Il loro crollo è principalmente dovuto ai buchi finanziari creati non tanto da veri investimenti errati, bensì da quelli fondati sulla speculazione selvaggia fine a sé stessa.

E forse non è un caso che le bolle speculative al rialzo siano cessate quando tali soggetti (e non solo le banche americane fallite o inglobate) sono scomparsi dal mercato per crack.

Tante sono le cose a cui porre mano e da riformare, comprese le retribuzioni nel mercato del lavoro.
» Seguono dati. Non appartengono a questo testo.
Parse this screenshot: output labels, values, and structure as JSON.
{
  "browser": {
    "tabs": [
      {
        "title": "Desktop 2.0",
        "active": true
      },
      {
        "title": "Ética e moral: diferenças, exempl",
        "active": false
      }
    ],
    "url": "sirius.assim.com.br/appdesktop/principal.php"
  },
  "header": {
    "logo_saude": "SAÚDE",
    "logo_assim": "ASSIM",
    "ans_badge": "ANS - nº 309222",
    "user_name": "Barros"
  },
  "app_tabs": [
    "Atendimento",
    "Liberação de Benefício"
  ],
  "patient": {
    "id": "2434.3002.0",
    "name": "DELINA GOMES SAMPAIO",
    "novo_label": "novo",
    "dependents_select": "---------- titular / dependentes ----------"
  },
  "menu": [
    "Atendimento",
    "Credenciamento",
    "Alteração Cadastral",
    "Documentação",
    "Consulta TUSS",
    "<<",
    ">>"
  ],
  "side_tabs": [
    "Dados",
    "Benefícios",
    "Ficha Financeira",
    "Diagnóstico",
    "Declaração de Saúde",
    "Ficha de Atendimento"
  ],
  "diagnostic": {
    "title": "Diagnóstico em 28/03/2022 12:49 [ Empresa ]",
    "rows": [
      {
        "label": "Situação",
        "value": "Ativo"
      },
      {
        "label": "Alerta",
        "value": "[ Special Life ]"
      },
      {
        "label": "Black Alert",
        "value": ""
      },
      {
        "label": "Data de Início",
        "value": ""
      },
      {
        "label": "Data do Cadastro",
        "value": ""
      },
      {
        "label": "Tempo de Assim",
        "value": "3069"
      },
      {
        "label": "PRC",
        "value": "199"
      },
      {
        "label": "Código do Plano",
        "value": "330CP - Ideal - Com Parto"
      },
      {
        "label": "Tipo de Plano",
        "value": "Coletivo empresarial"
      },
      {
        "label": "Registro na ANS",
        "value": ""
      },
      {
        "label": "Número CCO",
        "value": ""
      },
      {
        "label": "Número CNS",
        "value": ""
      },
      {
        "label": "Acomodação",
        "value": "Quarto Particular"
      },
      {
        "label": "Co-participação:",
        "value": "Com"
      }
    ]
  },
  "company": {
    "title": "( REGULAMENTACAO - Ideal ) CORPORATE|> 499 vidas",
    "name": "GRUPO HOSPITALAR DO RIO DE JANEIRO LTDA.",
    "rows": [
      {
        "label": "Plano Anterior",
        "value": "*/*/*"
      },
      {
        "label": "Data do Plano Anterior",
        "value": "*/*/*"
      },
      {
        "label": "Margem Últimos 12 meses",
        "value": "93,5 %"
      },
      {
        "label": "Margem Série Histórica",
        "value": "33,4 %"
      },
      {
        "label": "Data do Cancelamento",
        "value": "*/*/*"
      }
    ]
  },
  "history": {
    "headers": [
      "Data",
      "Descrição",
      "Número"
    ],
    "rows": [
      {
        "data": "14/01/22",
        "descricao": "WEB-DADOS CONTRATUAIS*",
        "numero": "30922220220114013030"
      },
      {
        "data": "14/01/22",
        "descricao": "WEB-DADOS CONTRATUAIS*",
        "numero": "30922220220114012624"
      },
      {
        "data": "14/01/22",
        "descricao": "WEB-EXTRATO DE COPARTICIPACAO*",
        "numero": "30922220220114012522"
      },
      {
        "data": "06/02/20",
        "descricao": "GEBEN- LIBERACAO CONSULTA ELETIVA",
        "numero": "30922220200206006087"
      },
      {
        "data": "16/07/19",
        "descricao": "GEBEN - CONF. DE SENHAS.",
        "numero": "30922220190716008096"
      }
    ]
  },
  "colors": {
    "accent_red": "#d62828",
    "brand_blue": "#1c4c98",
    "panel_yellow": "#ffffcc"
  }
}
Perché appare inconcepibile che vi sia una forbice salariale stratosferica, in certi casi di mille[6] volte superiore, tra l’operaio e il manager aziendale.

Infatti, guardando bene, chi ora sta pagando[7] gli ingenti danni del dissesto finanziario e della conseguente recessione non sono i grandi manager ultra remunerati che crearono il buco, ma il semplice cittadino che rimane senza lavoro e perciò anche senza reddito.

E questo non è più capitalismo, né liberismo democratico, bensì solo plutocrazia spiccia.




[1] - Sottolineo la positività di questo mio aggettivo, espresso con convinzione e rispetto e non con ironia!

[3] - Pochi, perché la loro “speranza” è che il sistema si assesti, anche se le premesse vanno ben oltre la speranza; perciò in un tempo più lungo che reclami un cambiamento sostanziale del sistema, finora trascurato e a cui nessuno ha messo mano, specie nella regolamentazione della globalizzazione finanziaria selvaggia e della speculazione fine a sé stessa.

[4] - A mio modesto parere eccessivi.

[5] - Interessante, a proposito, è l’iniziativa adottata dal Credit Suisse, dove l’azionariato ha deciso di retribuire i propri manager per il 30% in contante e per il 70% in “titoli spazzatura”, presenti in portafoglio, che hanno arrecato danno all’istituto.

[6] - E in certi casi anche maggiore.

[7] - Economicamente e a latere penalmente.